An Oklahoma family has received a nearly $12 million settlement following a botched police investigation and wrongful death lawsuit over the death of their teenage daughter.
On December 8, 2020, Heather Williams found her 14-year-old daughter, Alaunna Raffield, inside the family’s garage with a gunshot wound to the head.
Although authorities quickly ruled her death a suicide, “nothing” in the teen’s journal where she routinely “expressed herself” pointed to suicidal ideations.
“The evidence doesn’t add up,” the deceased teen’s mother said. fox25. “She loved life.”
Two years later, Raffield’s parents, Heather and Kevin Williams, filed a wrongful death lawsuit in 2022 against an 18-year-old man, Cody Baker, who had allegedly been harassing the teen.
Fourteen-year-old Alaunna Raffield was found inside the garage of her family home with a gunshot wound to the head on December 8, 2020.
Although authorities quickly ruled her death a suicide, “nothing” in the teen’s journal where she routinely “expressed herself” pointed to suicidal ideation.
The Prague Police Department identified a suspicious relationship between the couple when he admitted to police that he logged into Raffield’s social media account after her death to take photographs.
Upon further investigation, police revealed nude photographs of an unidentified woman and other inappropriate messages between the couple, some of them from Raffield telling the man to stop communicating with her.
He also admitted to investigators that he was responsible for multiple cryptic messages sent from his account after his death.
However, police did not include in their investigation into Raffield’s death that Baker had access to a vehicle on the night of his death, and his family said their testimony about his account of that night was complicated.
‘I discovered a message saying that Baker was “in bed” on Monday 12/07/2020. I asked him where he was in bed and he told me that he would have to be with his grandparents in Prague. This contradicts what he told me earlier in the interview,” police reports from Prague Police Department officer Matthew Hensley revealed.
Raffield’s parents, Heather and Kevin Williams, filed a wrongful death lawsuit in 2022 against an 18-year-old man, Cody Baker, who had allegedly been harassing the teen.
The Prague Police Department identified a suspicious relationship between Raffield and Baker when he admitted to police that he logged into her social media account after her death to take photographs.
Over the course of the lawsuit it was determined that Baker had used at least six different names or aliases and that his name legally changed to ‘Cody Mullen’ after Raffield’s death.
Baker also called himself ‘Cody Terrell’ during the period in which he allegedly harassed Raffield.

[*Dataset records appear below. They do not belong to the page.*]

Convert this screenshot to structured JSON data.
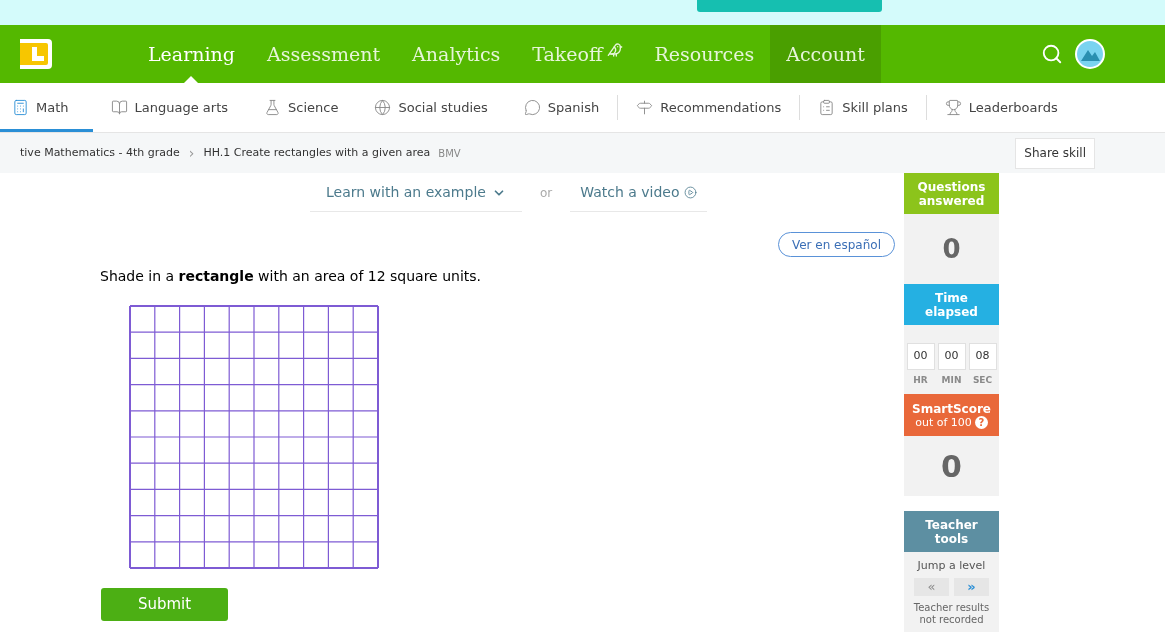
{
  "top_nav": {
    "items": [
      {
        "label": "Learning",
        "selected": true,
        "kind": "plain"
      },
      {
        "label": "Assessment",
        "selected": false,
        "kind": "plain"
      },
      {
        "label": "Analytics",
        "selected": false,
        "kind": "plain"
      },
      {
        "label": "Takeoff",
        "selected": false,
        "kind": "bird"
      },
      {
        "label": "Resources",
        "selected": false,
        "kind": "plain"
      },
      {
        "label": "Account",
        "selected": false,
        "kind": "highlighted"
      }
    ]
  },
  "subjects": [
    {
      "label": "Math",
      "selected": true,
      "kind": "math"
    },
    {
      "label": "Language arts",
      "selected": false,
      "kind": "book"
    },
    {
      "label": "Science",
      "selected": false,
      "kind": "flask"
    },
    {
      "label": "Social studies",
      "selected": false,
      "kind": "globe"
    },
    {
      "label": "Spanish",
      "selected": false,
      "kind": "chat"
    },
    {
      "label": "Recommendations",
      "selected": false,
      "kind": "signpost"
    },
    {
      "label": "Skill plans",
      "selected": false,
      "kind": "clipboard"
    },
    {
      "label": "Leaderboards",
      "selected": false,
      "kind": "trophy"
    }
  ],
  "breadcrumb": {
    "course": "tive Mathematics - 4th grade",
    "separator": "›",
    "skill": "HH.1 Create rectangles with a given area",
    "code": "BMV",
    "share": "Share skill"
  },
  "help": {
    "example": "Learn with an example",
    "or": "or",
    "video": "Watch a video"
  },
  "language_button": "Ver en español",
  "question": "Shade in a **rectangle** with an area of 12 square units.",
  "submit": "Submit",
  "sidebar": {
    "questions_title": "Questions answered",
    "questions_value": "0",
    "time_title": "Time elapsed",
    "time": [
      {
        "value": "00",
        "unit": "HR"
      },
      {
        "value": "00",
        "unit": "MIN"
      },
      {
        "value": "08",
        "unit": "SEC"
      }
    ],
    "score_title": "SmartScore",
    "score_sub": "out of 100",
    "help_mark": "?",
    "score_value": "0",
    "teacher_title": "Teacher tools",
    "jump": "Jump a level",
    "jump_buttons": [
      {
        "label": "«",
        "disabled": true
      },
      {
        "label": "»",
        "disabled": false
      }
    ],
    "note": "Teacher results not recorded"
  }
}
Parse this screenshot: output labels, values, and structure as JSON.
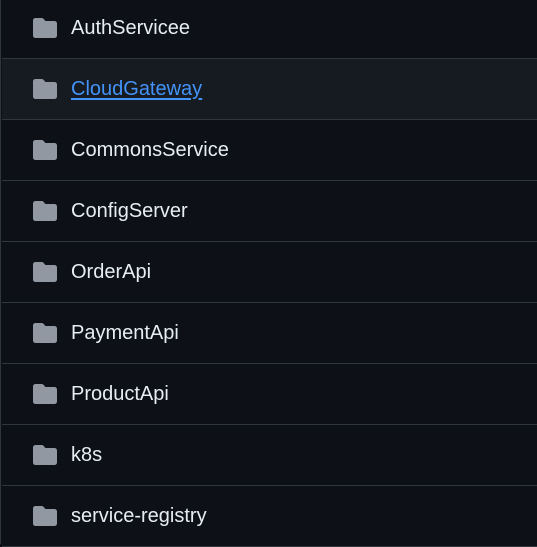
{
  "folders": [
    {
      "name": "AuthServicee",
      "icon": "folder-icon",
      "hovered": false
    },
    {
      "name": "CloudGateway",
      "icon": "folder-icon",
      "hovered": true
    },
    {
      "name": "CommonsService",
      "icon": "folder-icon",
      "hovered": false
    },
    {
      "name": "ConfigServer",
      "icon": "folder-icon",
      "hovered": false
    },
    {
      "name": "OrderApi",
      "icon": "folder-icon",
      "hovered": false
    },
    {
      "name": "PaymentApi",
      "icon": "folder-icon",
      "hovered": false
    },
    {
      "name": "ProductApi",
      "icon": "folder-icon",
      "hovered": false
    },
    {
      "name": "k8s",
      "icon": "folder-icon",
      "hovered": false
    },
    {
      "name": "service-registry",
      "icon": "folder-icon",
      "hovered": false
    }
  ],
  "colors": {
    "background": "#0d1117",
    "hover_background": "#161b22",
    "border": "#30363d",
    "text": "#e6edf3",
    "link": "#4493f8",
    "icon": "#9198a1"
  }
}
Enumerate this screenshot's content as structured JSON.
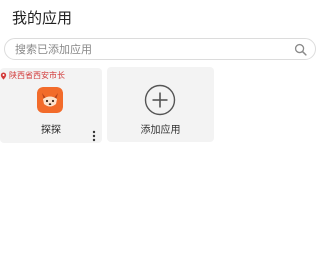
{
  "header": {
    "title": "我的应用"
  },
  "search": {
    "placeholder": "搜索已添加应用",
    "icon": "search-icon"
  },
  "location": {
    "text": "陕西省西安市长",
    "color": "#d23a3a",
    "icon": "location-pin-icon"
  },
  "apps": [
    {
      "name": "探探",
      "icon": "fox-app-icon",
      "color": "#f26b2a"
    }
  ],
  "add_app": {
    "label": "添加应用",
    "icon": "plus-circle-icon"
  }
}
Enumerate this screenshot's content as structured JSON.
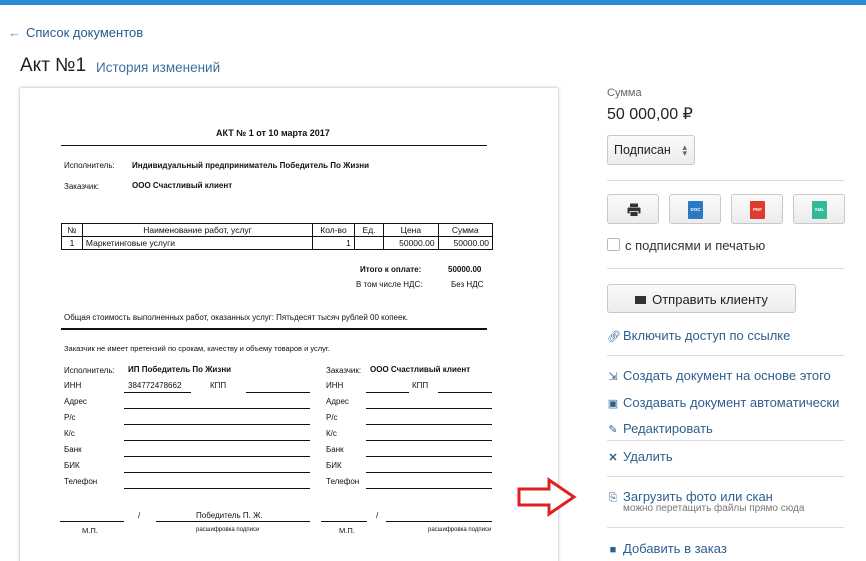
{
  "nav": {
    "back_label": "Список документов"
  },
  "header": {
    "title": "Акт №1",
    "history_link": "История изменений"
  },
  "document": {
    "title": "АКТ № 1 от 10 марта 2017",
    "executor_label": "Исполнитель:",
    "executor_value": "Индивидуальный предприниматель Победитель По Жизни",
    "customer_label": "Заказчик:",
    "customer_value": "ООО Счастливый клиент",
    "table": {
      "headers": [
        "№",
        "Наименование работ, услуг",
        "Кол-во",
        "Ед.",
        "Цена",
        "Сумма"
      ],
      "rows": [
        [
          "1",
          "Маркетинговые услуги",
          "1",
          "",
          "50000.00",
          "50000.00"
        ]
      ]
    },
    "total_label": "Итого к оплате:",
    "total_value": "50000.00",
    "vat_label": "В том числе НДС:",
    "vat_value": "Без НДС",
    "total_text": "Общая стоимость выполненных работ, оказанных услуг: Пятьдесят тысяч рублей 00 копеек.",
    "no_claims": "Заказчик не имеет претензий по срокам, качеству и объему товаров и услуг.",
    "left_party": {
      "label": "Исполнитель:",
      "name": "ИП Победитель По Жизни",
      "inn_label": "ИНН",
      "inn_value": "384772478662",
      "kpp_label": "КПП",
      "address_label": "Адрес",
      "rs_label": "Р/с",
      "ks_label": "К/с",
      "bank_label": "Банк",
      "bik_label": "БИК",
      "phone_label": "Телефон"
    },
    "right_party": {
      "label": "Заказчик:",
      "name": "ООО Счастливый клиент",
      "inn_label": "ИНН",
      "kpp_label": "КПП",
      "address_label": "Адрес",
      "rs_label": "Р/с",
      "ks_label": "К/с",
      "bank_label": "Банк",
      "bik_label": "БИК",
      "phone_label": "Телефон"
    },
    "sign": {
      "slash": "/",
      "left_name": "Победитель П. Ж.",
      "mp": "М.П.",
      "decode": "расшифровка подписи"
    }
  },
  "panel": {
    "sum_label": "Сумма",
    "sum_value": "50 000,00 ₽",
    "status_value": "Подписан",
    "formats": [
      {
        "name": "print",
        "label": ""
      },
      {
        "name": "doc",
        "label": "DOC",
        "color": "#2b79c2"
      },
      {
        "name": "pdf",
        "label": "PDF",
        "color": "#e03a2f"
      },
      {
        "name": "xml",
        "label": "XML",
        "color": "#34b89a"
      }
    ],
    "with_signatures_label": "с подписями и печатью",
    "send_button": "Отправить клиенту",
    "actions": {
      "link_access": "Включить доступ по ссылке",
      "create_based": "Создать документ на основе этого",
      "create_auto": "Создавать документ автоматически",
      "edit": "Редактировать",
      "delete": "Удалить",
      "upload": "Загрузить фото или скан",
      "upload_hint": "можно перетащить файлы прямо сюда",
      "add_to_order": "Добавить в заказ"
    },
    "accent_color": "#2f5f8e",
    "highlight_arrow_color": "#e02020"
  }
}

Additionally, both parents claim they never heard a gunshot that fateful December night. News4 reported.
Police said the gun Raffield used was also found several feet from his body and has never been positively identified as the weapon used in his death.
In addition to the apparently botched investigation, an examination for gunpowder residue on the teen’s hands or head was never performed.
The clothes he was wearing were tested, but only after a funeral home washed them three times.
The Prague Police Department said they closed the case, but the Oklahoma State Bureau of Investigation said they never opened one.
Living up to their lingering suspicions of foul play, Raffield’s parents moved forward with their lawsuit.
Two years after Raffield’s death, no criminal charges have yet been filed against Baker.
Following the teen’s untimely death, the family has organized the Alaunna Raffield Fund with the goal of assisting local law enforcement partners with the cost of attending training facilitated by OSBI.
Baker failed to appear for any hearings except the final hearing in the case, unsuccessfully claiming that he was not properly served with the lawsuit.
The Lincoln County District Court judge ultimately decided Baker was “too late” and sided with Raffield’s family, court records show.
Two years after Raffield’s death, no criminal charges have yet been filed against Baker.
The civil case played out in Lincoln County District Court over that two-year span with minimal updates until Sept. 12, 2024, when Brandon Pierson, the family’s attorney, said, “We got a judgment of $11, 6 million this week.”
“Unfortunately, being civil in nature, it is symbolic… but forever and officially applies legal culpability… in the death of Alaunna Raffield.”
The sentence amounted to a whopping $11,688,485 and was based on punitive damages for “shocking behavior,” for pain and suffering, loss of future income, and loss of companionship.
Raffield’s projected future earnings were calculated under the assumption that the teenager, who loved baking pies, would have become a pastry chef if her death had not been caused by Baker, an allegedly obsessed stalker who called the 14-year-old cheerleader “my forever.” love’.
Pierson added that he strongly believes, along with Raffield’s family, that the OSBI should have handled the case to avoid potentially having to seek civil damages.
Following the teen’s untimely death, the family organized the Alaunna Raffield Fund with the goal of assisting local law enforcement partners with the cost of attending training facilitated by the OSBI.